A new biography of Benjamin Britten has suggested that tertiary syphilis may have contributed to his death.
The British composer died in 1976 of aortic incompetence – a condition in which blood leaks through a valve in the heart causing it to become gradually weaker – but, says Paul Kildea, the author of Benjamin Britten: A Life in the 20th Century, it was the presence of syphilis that prevented Britten from being successfully treated for the condition.
‘Syphilis did not kill him,’ Kildea has told The Guardian, ‘but it meant that his heart was not in the condition required to recover completely from the procedure he underwent and from which his consultant expected him to make a full recovery.’
If indeed Britten did have the disease, it is not entirely surprising that it was kept secret at the time of his death – given the stigma attached to syphilis, those close to the composer would have seen little value in making it widely known.

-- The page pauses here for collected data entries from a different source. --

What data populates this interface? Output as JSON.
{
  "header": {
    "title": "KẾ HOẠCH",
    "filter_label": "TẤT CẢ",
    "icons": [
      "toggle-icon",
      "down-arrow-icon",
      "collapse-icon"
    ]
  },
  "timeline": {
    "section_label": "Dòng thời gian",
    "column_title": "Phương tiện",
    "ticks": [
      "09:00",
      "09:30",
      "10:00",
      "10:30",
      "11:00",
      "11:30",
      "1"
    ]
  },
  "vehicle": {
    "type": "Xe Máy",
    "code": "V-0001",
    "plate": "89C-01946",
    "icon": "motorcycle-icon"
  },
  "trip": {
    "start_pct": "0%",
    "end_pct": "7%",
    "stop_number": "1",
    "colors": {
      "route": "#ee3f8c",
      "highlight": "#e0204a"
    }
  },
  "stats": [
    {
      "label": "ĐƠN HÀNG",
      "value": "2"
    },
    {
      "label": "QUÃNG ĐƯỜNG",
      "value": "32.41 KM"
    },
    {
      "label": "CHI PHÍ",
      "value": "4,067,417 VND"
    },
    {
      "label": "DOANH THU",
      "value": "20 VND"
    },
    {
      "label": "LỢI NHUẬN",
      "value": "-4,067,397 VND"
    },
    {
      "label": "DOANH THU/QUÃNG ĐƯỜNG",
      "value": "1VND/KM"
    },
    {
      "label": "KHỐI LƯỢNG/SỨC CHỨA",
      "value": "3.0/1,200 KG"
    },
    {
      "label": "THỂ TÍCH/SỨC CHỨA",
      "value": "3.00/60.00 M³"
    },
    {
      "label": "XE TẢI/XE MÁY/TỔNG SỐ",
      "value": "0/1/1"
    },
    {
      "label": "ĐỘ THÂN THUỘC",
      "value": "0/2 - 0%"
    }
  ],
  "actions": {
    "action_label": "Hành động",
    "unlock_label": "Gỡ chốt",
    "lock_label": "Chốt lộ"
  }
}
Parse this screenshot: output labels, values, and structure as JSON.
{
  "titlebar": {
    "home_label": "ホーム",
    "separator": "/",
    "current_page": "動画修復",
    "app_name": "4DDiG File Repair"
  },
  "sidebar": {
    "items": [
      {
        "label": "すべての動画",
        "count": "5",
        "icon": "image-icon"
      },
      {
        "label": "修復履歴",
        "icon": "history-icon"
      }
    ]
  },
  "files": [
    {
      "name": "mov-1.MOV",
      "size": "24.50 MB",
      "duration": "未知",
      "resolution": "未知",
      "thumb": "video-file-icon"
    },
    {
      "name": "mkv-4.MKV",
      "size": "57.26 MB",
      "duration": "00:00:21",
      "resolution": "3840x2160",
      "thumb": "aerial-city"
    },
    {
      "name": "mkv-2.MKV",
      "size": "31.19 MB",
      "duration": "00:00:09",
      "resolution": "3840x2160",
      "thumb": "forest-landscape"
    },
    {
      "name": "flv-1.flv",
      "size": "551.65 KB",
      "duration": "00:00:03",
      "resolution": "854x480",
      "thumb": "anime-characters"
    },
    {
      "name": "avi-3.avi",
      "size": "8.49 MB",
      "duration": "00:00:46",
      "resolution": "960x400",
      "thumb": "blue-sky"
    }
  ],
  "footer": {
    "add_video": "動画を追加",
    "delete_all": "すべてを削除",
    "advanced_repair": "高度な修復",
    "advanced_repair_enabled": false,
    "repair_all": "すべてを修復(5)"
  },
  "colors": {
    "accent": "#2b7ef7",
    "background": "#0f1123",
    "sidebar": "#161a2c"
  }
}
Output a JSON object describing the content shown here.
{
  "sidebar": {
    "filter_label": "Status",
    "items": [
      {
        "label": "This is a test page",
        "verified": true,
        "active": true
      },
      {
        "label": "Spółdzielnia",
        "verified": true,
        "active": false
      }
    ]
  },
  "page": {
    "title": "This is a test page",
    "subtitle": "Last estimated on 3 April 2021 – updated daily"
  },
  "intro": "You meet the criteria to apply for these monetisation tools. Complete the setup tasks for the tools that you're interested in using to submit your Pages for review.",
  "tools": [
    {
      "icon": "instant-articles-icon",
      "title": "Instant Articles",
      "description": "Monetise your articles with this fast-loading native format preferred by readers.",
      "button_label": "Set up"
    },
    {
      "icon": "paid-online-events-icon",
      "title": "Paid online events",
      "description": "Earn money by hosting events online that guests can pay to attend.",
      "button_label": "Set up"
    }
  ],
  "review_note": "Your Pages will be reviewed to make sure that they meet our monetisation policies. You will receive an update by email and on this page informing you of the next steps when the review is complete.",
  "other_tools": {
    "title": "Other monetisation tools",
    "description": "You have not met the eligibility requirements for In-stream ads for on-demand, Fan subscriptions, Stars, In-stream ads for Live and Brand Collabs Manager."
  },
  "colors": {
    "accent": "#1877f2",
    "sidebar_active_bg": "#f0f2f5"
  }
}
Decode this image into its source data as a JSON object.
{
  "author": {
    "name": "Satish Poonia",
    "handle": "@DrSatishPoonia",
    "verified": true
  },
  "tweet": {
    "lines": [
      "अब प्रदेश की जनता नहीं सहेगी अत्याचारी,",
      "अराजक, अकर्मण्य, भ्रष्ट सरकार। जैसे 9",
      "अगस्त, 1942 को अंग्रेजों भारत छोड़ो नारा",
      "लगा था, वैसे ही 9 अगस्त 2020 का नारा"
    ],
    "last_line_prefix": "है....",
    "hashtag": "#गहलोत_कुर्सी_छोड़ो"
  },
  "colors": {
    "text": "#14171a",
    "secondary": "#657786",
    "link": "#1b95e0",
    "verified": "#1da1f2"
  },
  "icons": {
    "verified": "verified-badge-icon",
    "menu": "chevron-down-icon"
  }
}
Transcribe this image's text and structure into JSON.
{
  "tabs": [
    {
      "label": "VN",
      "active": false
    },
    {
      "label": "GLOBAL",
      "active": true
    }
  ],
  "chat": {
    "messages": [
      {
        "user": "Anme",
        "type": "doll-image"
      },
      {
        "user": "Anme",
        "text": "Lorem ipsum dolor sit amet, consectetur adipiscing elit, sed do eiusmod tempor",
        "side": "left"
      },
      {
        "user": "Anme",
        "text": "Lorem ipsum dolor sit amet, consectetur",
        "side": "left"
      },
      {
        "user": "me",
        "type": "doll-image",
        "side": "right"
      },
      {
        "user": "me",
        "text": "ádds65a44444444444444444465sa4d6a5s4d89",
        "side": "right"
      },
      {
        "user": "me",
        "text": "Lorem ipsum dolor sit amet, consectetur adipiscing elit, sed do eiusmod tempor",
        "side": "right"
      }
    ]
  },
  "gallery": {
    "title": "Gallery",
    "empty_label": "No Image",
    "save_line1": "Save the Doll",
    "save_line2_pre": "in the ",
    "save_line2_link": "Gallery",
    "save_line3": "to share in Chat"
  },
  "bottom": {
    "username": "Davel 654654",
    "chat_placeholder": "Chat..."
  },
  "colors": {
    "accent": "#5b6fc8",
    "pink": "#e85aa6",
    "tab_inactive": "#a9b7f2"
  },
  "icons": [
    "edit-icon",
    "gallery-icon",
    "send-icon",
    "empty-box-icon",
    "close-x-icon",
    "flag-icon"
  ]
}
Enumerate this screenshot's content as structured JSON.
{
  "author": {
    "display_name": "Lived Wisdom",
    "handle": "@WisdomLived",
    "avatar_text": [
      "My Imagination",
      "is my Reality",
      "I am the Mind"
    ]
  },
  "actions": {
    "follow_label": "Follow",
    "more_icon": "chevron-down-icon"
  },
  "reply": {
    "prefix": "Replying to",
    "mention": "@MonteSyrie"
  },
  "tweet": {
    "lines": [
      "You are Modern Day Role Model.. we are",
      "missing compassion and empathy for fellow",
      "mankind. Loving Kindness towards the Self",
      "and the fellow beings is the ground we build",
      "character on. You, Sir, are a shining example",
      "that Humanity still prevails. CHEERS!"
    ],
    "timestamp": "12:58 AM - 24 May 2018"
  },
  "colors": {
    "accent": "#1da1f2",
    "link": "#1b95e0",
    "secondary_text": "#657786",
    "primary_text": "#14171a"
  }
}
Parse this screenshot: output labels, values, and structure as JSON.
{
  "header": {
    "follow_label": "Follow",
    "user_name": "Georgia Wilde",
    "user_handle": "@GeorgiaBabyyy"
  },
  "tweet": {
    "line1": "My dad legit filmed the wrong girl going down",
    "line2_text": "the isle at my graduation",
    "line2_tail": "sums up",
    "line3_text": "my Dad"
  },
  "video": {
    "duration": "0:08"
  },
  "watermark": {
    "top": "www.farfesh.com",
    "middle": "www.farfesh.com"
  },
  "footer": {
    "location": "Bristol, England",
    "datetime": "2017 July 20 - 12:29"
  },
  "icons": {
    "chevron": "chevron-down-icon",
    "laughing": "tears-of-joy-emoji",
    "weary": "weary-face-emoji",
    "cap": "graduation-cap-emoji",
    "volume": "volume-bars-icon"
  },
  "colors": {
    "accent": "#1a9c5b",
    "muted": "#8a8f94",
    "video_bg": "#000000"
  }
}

Kildea, though, speculates that Britten probably caught it from his lover Peter Pears, who was believed to have played the field widely during their relationship.
With no post-mortem having been carried out, and most of those who knew Britten well now either deceased or choosing to remain silent, Kildea’s theory is unlikely ever to be proved or disproved. However, if true, he joins a not inconsiderable list of leading composers to have suffered from the disease, including Schubert, Schumann, Delius and Scott Joplin.